Ukrainian flag is covered with grains in this picture illustration taken May 9, 2022.
Ukrainian flag is covered with grains in this picture illustration taken May 9, 2022. Reuters / DADO RUVIC

U.S. President Joe Biden said on Tuesday that temporary silos would be built along the border with Ukraine, including in Poland, in bid to help export more grain from the war-torn country and address a growing global food crisis.

Since Russia's Feb. 24 invasion of Ukraine and blockade of its Black Sea ports, grain shipments have stalled and more than 20 million tonnes are stuck in silos. Ukraine has warned that it faces a shortage of silos for a new grain crop.

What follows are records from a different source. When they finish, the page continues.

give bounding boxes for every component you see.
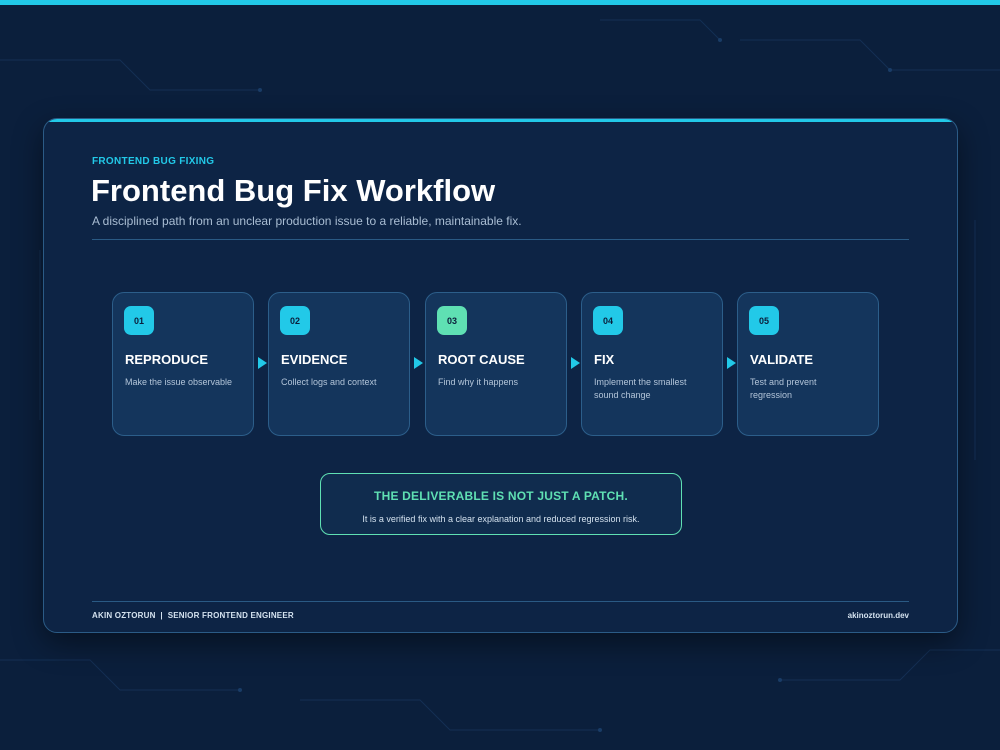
card-accent-bar [44,119,957,122]
workflow-card: FRONTEND BUG FIXING Frontend Bug Fix Wor… [43,118,958,633]
step-card-validate: 05 VALIDATE Test and prevent regression [737,292,879,436]
header-divider [92,239,909,240]
step-title: ROOT CAUSE [438,352,525,367]
step-number-badge: 01 [124,306,154,335]
step-card-evidence: 02 EVIDENCE Collect logs and context [268,292,410,436]
step-description: Test and prevent regression [750,377,817,400]
footer-site-link[interactable]: akinoztorun.dev [848,611,909,620]
step-number-badge: 05 [749,306,779,335]
chevron-right-icon [571,357,580,369]
chevron-right-icon [414,357,423,369]
step-title: EVIDENCE [281,352,348,367]
deliverable-text: It is a verified fix with a clear explan… [362,514,640,524]
step-description: Find why it happens [438,377,519,387]
chevron-right-icon [258,357,267,369]
chevron-right-icon [727,357,736,369]
workflow-steps: 01 REPRODUCE Make the issue observable 0… [112,292,880,436]
step-card-root-cause: 03 ROOT CAUSE Find why it happens [425,292,567,436]
step-title: REPRODUCE [125,352,209,367]
step-number-badge: 03 [437,306,467,335]
step-title: FIX [594,352,615,367]
top-accent-bar [0,0,1000,5]
step-card-fix: 04 FIX Implement the smallest sound chan… [581,292,723,436]
eyebrow-label: FRONTEND BUG FIXING [92,156,215,167]
footer-divider [92,601,909,602]
step-number-badge: 04 [593,306,623,335]
deliverable-title: THE DELIVERABLE IS NOT JUST A PATCH. [374,489,628,503]
step-description: Make the issue observable [125,377,233,387]
deliverable-callout: THE DELIVERABLE IS NOT JUST A PATCH. It … [320,473,682,535]
page-subtitle: A disciplined path from an unclear produ… [92,214,522,228]
page-title: Frontend Bug Fix Workflow [91,173,496,208]
step-title: VALIDATE [750,352,814,367]
footer-author: AKIN OZTORUN | SENIOR FRONTEND ENGINEER [92,611,294,620]
step-description: Implement the smallest sound change [594,377,687,400]
step-description: Collect logs and context [281,377,377,387]
step-number-badge: 02 [280,306,310,335]
step-card-reproduce: 01 REPRODUCE Make the issue observable [112,292,254,436]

The war has fueled soaring prices for grains, cooking oils, fuel and fertilizer.

Russia and Ukraine account for nearly a third of global wheat supplies. Ukraine is also a major exporter of corn and sunflower oil and Russia a key fertilizer exporter.

"I'm working closely with our European partners to get 20 million tons of grain locked in Ukraine out onto the market to help bring down food prices," Biden told a union convention in Philadelphia. "It can't get out through the Black Sea because it'll get blown out of the water."

Since the start of the conflict, Ukraine and Russia have laid sea mines. Some 84 foreign ships are still stuck in Ukrainian ports - many of which have grain cargoes onboard.

Biden said the United States is working on a plan to get grain out of Ukraine by rail, but noted that Ukrainian railway track gauges are different to those in Europe, so the grain has to be transferred to different trains at the border.

"So we're going to build silos, temporary silos, on the borders of Ukraine, including in Poland," Biden said.

He said the grain could be transferred from those Ukrainian railway cars into the new silos, and then on to Europe freight cars to "get it out to the ocean and get it across the world."

"But it's taking time," he said.

Ukraine's agriculture ministry said on Tuesday that European countries were considering providing temporary silos to "preserve the harvest and secure future grain supplies to world markets," but gave no further details.

Ukraine has said the best way to get its grain exports moving again quickly is through Black Sea shipments.

U.N. Secretary-General Antonio Guterres is trying to broker what he calls a "package deal" to resume both Ukrainian Black Sea exports and Russian food and fertilizer exports, which Moscow says had been impacted by western sanctions. The U.N. has so far described talks with Russia as "constructive."